The story you are about to read is based on actual events. Names and paths have been changed to protect the innocent. I call this scenario “The Perfect Storm” because it took just the right combination of events and configurations. Sadly, this doesn’t make it an unlikely occurrence, so I’m posting it here in hopes that you’ll be able to save yourselves before it’s too late.

I have always had a preternatural dislike for using REDUNDANCY as a retention policy for Oracle RMAN, greatly preferring RECOVERY WINDOW instead, simply because REDUNDANCY doesn’t really guarantee anything valuable to me, whereas RECOVERY WINDOW guarantees that I’ll be able to do a point-in-time recovery to anytime within the past x days. Plus, I had already been burned once by a different client using REDUNDANCY. With the story I’m about to tell, this dislike has turned into violent hatred. I’m going to be light on the technical details, but I hope you’ll still feel the full pain.

First some table setting:
  • Standalone instance (no RAC, no DataGuard/Standby)
  • RMAN retention policy set to REDUNDANCY 2
  • Backups stored in the Flash Recovery Area (FRA)
A few months ago, we had a datafile corruption on this relatively new instance (data had been migrated from an old server about a week prior). The on-call DBA followed up the page by checking for corruptions in the datafile with this command:

RMAN> backup check logical datafile '/path/to/foobar_data.dbf';

This, my friends, led to the major fall, though we did not know it for many hours. You see, the FRA was already almost full. This causes the FRA to automatically delete obsolete files to free up space. That last backup command, while only intended to check for logical corruption, did actually perform a backup of the file, and rendered the earliest backup of the file obsolete since there were two newer copies. That earliest file happened to be from the level 0 backup from which we would later want to restore.

Of course, at first we didn’t know why the file was missing. Logs showed that it was on disk no less than two hours before the problem started. Later, scanning the alert log for the missing backup filename yielded this:

Deleted Oracle managed file /path/to/flash_recovery_area/FOO_DB/backupset/2008_12_01/o1_xxxx.bkp

Oracle deleted the one backup file that we needed!

Even worse, it wasn’t until this time on a Monday night that we realized that the level 0 taken the previous weekend had failed to push the backup files to tape because of a failure on the NetBackup server. The problem was reported as part of Monday morning’s routine log checks, but the missing files had not yet been pushed to tape.

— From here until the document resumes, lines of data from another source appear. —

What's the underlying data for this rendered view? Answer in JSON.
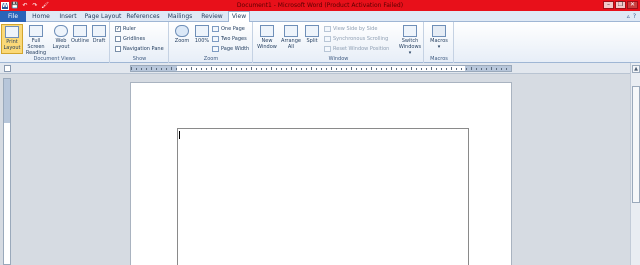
{
  "title_bar": {
    "title": "Document1 - Microsoft Word (Product Activation Failed)",
    "window_buttons": [
      "–",
      "❐",
      "✕"
    ],
    "quick_access": [
      "W",
      "💾",
      "↶",
      "↷",
      "🖌"
    ]
  },
  "tabs": {
    "file": "File",
    "items": [
      "Home",
      "Insert",
      "Page Layout",
      "References",
      "Mailings",
      "Review",
      "View"
    ],
    "active": "View",
    "right_icons": [
      "▵",
      "?"
    ]
  },
  "ribbon": {
    "document_views": {
      "label": "Document Views",
      "buttons": [
        {
          "line1": "Print",
          "line2": "Layout"
        },
        {
          "line1": "Full Screen",
          "line2": "Reading"
        },
        {
          "line1": "Web",
          "line2": "Layout"
        },
        {
          "line1": "Outline",
          "line2": ""
        },
        {
          "line1": "Draft",
          "line2": ""
        }
      ]
    },
    "show": {
      "label": "Show",
      "ruler": "Ruler",
      "gridlines": "Gridlines",
      "navigation_pane": "Navigation Pane",
      "ruler_checked": "✓"
    },
    "zoom": {
      "label": "Zoom",
      "zoom": "Zoom",
      "hundred": "100%",
      "one_page": "One Page",
      "two_pages": "Two Pages",
      "page_width": "Page Width"
    },
    "window": {
      "label": "Window",
      "new_window_1": "New",
      "new_window_2": "Window",
      "arrange_all_1": "Arrange",
      "arrange_all_2": "All",
      "split": "Split",
      "view_side_by_side": "View Side by Side",
      "synchronous_scrolling": "Synchronous Scrolling",
      "reset_window_position": "Reset Window Position",
      "switch_windows_1": "Switch",
      "switch_windows_2": "Windows ▾"
    },
    "macros": {
      "label": "Macros",
      "button_1": "Macros",
      "button_2": "▾"
    }
  },
  "scrollbar": {
    "up": "▲",
    "down": "▼"
  },
  "colors": {
    "titlebar": "#e8101a",
    "file_tab": "#2a64b9",
    "pressed": "#fbd978"
  }
}
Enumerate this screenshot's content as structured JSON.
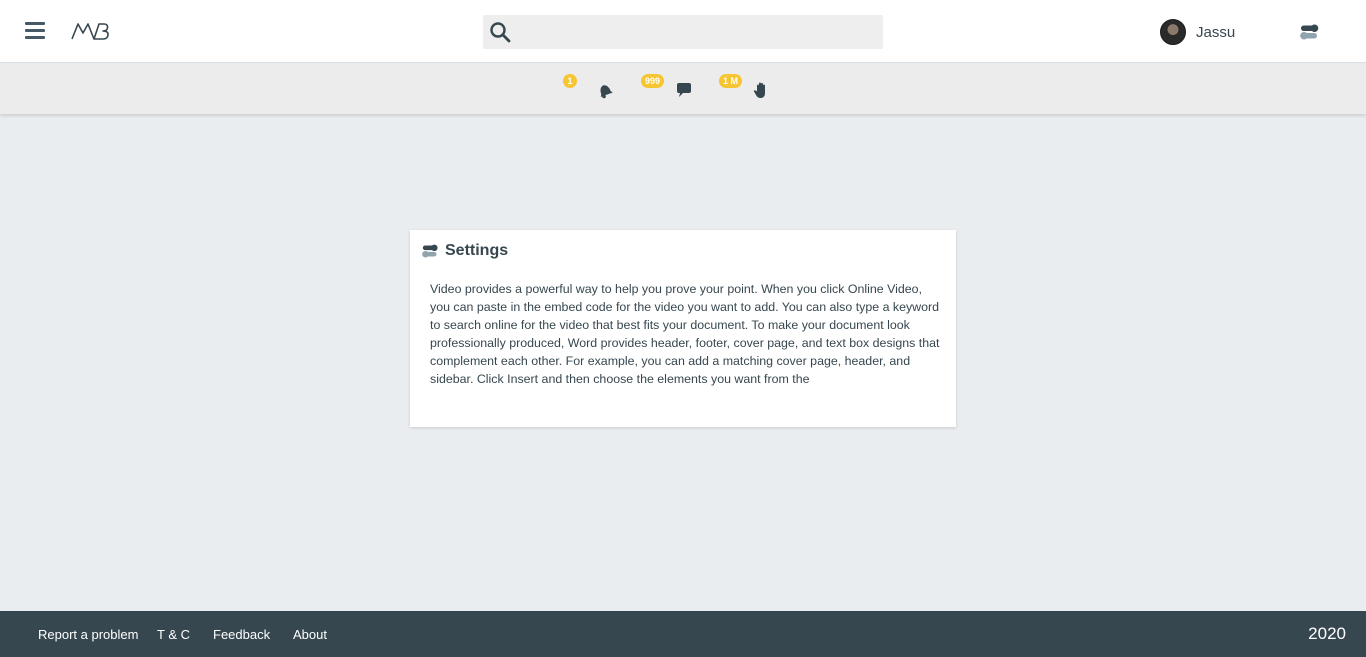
{
  "header": {
    "search_placeholder": "",
    "user_name": "Jassu"
  },
  "notifications": [
    {
      "count": "1",
      "icon": "bell-icon"
    },
    {
      "count": "999",
      "icon": "chat-bubble-icon"
    },
    {
      "count": "1 M",
      "icon": "hand-wave-icon"
    }
  ],
  "card": {
    "title": "Settings",
    "body": "Video provides a powerful way to help you prove your point. When you click Online Video, you can paste in the embed code for the video you want to add. You can also type a keyword to search online for the video that best fits your document. To make your document look professionally produced, Word provides header, footer, cover page, and text box designs that complement each other. For example, you can add a matching cover page, header, and sidebar. Click Insert and then choose the elements you want from the"
  },
  "footer": {
    "links": [
      "Report a problem",
      "T & C",
      "Feedback",
      "About"
    ],
    "year": "2020"
  },
  "colors": {
    "footer_bg": "#37474f",
    "badge": "#f6c532",
    "page_bg": "#eaedf0"
  }
}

In the end, we were able to drop and restore the tablespace to a previous point in time on a test instance from another backup file and exp/imp data back over. It was ugly, but it got things back online. Many DBAs better than myself gave their all on this mission.

To summarize, the ingredients:
  • Oracle RMAN
  • Flash Recovery Area near full, obediently deleting obsolete files.
  • Tape backup failure
Add in an innocent backup command and . . . BOOM! Failure Surprise.

The two biggest points to take away are:

  • Tape backup failures are still serious backup failures and should be treated as such, even if you backup to disk first.
  • REDUNDANCY is not a viable retention policy. In my house, it is configuration non grata.